Love it or leave it ... or play the wallflower.
The wallflower role has been the preferred stance in the stock market this year. Investors have been willing to hang around after the thrill of 30 percent gains last year and modest growth in corporate profits during the first quarter. But with stocks pricey and signals that the economy isn't growing as much as expected, investors have been watching without much interest in buying stocks.
The Standard & Poor's 500 index hit a new high Tuesday, closing at 1,911.91. Yet, despite a gain of 3.4 percent for the year, stocks have meandered slowly up and down based on little volume. In other words, the market's been in what's called a trading range with few investors convinced they should either load up or lighten up on stocks.
The indecision comes partly from the bond market, which has been flashing warnings lately as yields on 10-year Treasurys have fallen sharply from last year's 3 percent to 2.53 percent. When yields dip, it suggests investors see a weak economy ahead and consequently are taking cover in bonds. But the economy isn't the only factor influencing bonds, so analysts aren't sure if they should interpret the bond yields as an overly worrisome sign. Geopolitical concerns, for example, could be one factor driving investors into bonds and causing yields to fall.

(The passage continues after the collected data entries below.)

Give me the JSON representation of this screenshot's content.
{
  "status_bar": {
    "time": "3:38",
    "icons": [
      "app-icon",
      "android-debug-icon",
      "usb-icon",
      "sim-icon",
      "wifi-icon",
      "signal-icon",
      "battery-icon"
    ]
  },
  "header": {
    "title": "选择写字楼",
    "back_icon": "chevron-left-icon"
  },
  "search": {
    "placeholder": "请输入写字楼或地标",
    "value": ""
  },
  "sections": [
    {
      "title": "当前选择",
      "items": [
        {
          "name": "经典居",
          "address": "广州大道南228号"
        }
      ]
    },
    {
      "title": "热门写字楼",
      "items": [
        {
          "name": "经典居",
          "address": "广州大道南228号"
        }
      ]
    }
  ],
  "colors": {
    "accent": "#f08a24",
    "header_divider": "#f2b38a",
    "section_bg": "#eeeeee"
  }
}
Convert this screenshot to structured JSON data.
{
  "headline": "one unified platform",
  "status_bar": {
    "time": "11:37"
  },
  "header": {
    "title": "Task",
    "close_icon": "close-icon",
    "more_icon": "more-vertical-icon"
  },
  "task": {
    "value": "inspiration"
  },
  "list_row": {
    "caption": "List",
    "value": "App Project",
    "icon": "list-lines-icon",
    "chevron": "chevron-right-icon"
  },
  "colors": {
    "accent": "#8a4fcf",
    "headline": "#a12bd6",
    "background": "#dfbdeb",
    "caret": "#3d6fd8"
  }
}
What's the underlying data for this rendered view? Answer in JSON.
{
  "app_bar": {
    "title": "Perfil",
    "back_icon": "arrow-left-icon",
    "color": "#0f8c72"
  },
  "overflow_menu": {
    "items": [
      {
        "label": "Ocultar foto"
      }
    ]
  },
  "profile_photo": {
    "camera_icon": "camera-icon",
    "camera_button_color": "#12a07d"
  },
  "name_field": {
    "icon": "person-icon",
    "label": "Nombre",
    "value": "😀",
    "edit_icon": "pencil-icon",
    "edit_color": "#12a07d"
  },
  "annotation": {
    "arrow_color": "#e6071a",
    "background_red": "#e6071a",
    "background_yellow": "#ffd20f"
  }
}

Meanwhile, transportation stocks are delivering the opposite message about the economy.
According to Dow theory, when transportation stocks — everything from railroads to trucking and airline companies — are rising sharply, investors are anticipating strong growth ahead. The stocks are considered a good indicator of the economy because the transports carry the products that move when the economy is robust.
This year the airline stocks of the S&P 1500 composite index have climbed 36 percent after soaring 67 percent last year. Trucking companies have climbed 10.7 percent after a 36.5 percent move last year, and railroads are up 9 percent after a 39.7 percent gain last year.
The transportation stocks as a group are among the strongest of stocks — suggesting a strengthening economy while companies dependent on consumer spending have been weak.
Retail companies recently reported disappointing earnings, and retail apparel stocks have declined about 7.5 percent for the year. Furniture stocks are down 12.2 percent, and computer and electronics companies have been hit hard, with a decline of 27.4 percent.
Ideally, in a robust economy, stocks that reflect consumer buying and business activity would be rising. But after a surge in consumer stocks last year, and with recent jobs and income data still showing pressure on consumers, analysts have focused more on rising business activity. Forecasts for strong growth in the economy this year depend on companies buying business equipment, plus adding and improving facilities that produce products.
The fact that transportation stocks are up so strongly suggests investors think trains and trucks will deliver healthy quantities of everything from coal and oil to building materials and computers. Some of the upturn in airline stocks, of course, is related to business models such as airlines figuring out how to run planes stuffed to capacity while dumping routes that don't cut it. And cheap natural gas, which is an outgrowth of the nation's shale energy boom, has allowed trucking firms to cut costs and enjoy greater profits.
The strength isn't universal, as investors showed with United Parcel Service's 2 percent decline this year. But William Lynch, director of investments at Hinsdale Associates, notes: "Right now the broad stock market seems to be marching to the tune of the transportation average and it likes what it hears."
On Tuesday, transportation was a sweet spot in the nation's data on April durable goods orders. Transportation orders rose 2.3 percent in April. Yet, while the overall durable goods orders were better than analysts were expecting and the data helped lift the market, analysts still don't see the widespread gains in demand for large equipment that they hoped businesses would buy and drive the economy.
Computer orders fell 1.1 percent in April and machinery orders dropped 2.9 percent.
"Despite expectations of a ramp-up in corporate investment, businesses still appear to be sidelined as we head further into the second quarter," said economist Lindsey Piegza of Sterne Agee. "The expectation of a rebound after significant weakness at the start of the year has failed to come to fruition in either retail spending or business investment — at least so far."
That doesn't mean the economy is going into a recession or that stocks are going into a bear market. But BMO strategist Brian Belski says he thinks investors are taking a "much needed breather" while stocks absorb the "expansive price moves in stocks" from the recent past and "ambiguous macro data."
He adds: "We do expect volatility to increase, which is likely to keep the market in a fairly wide trading range."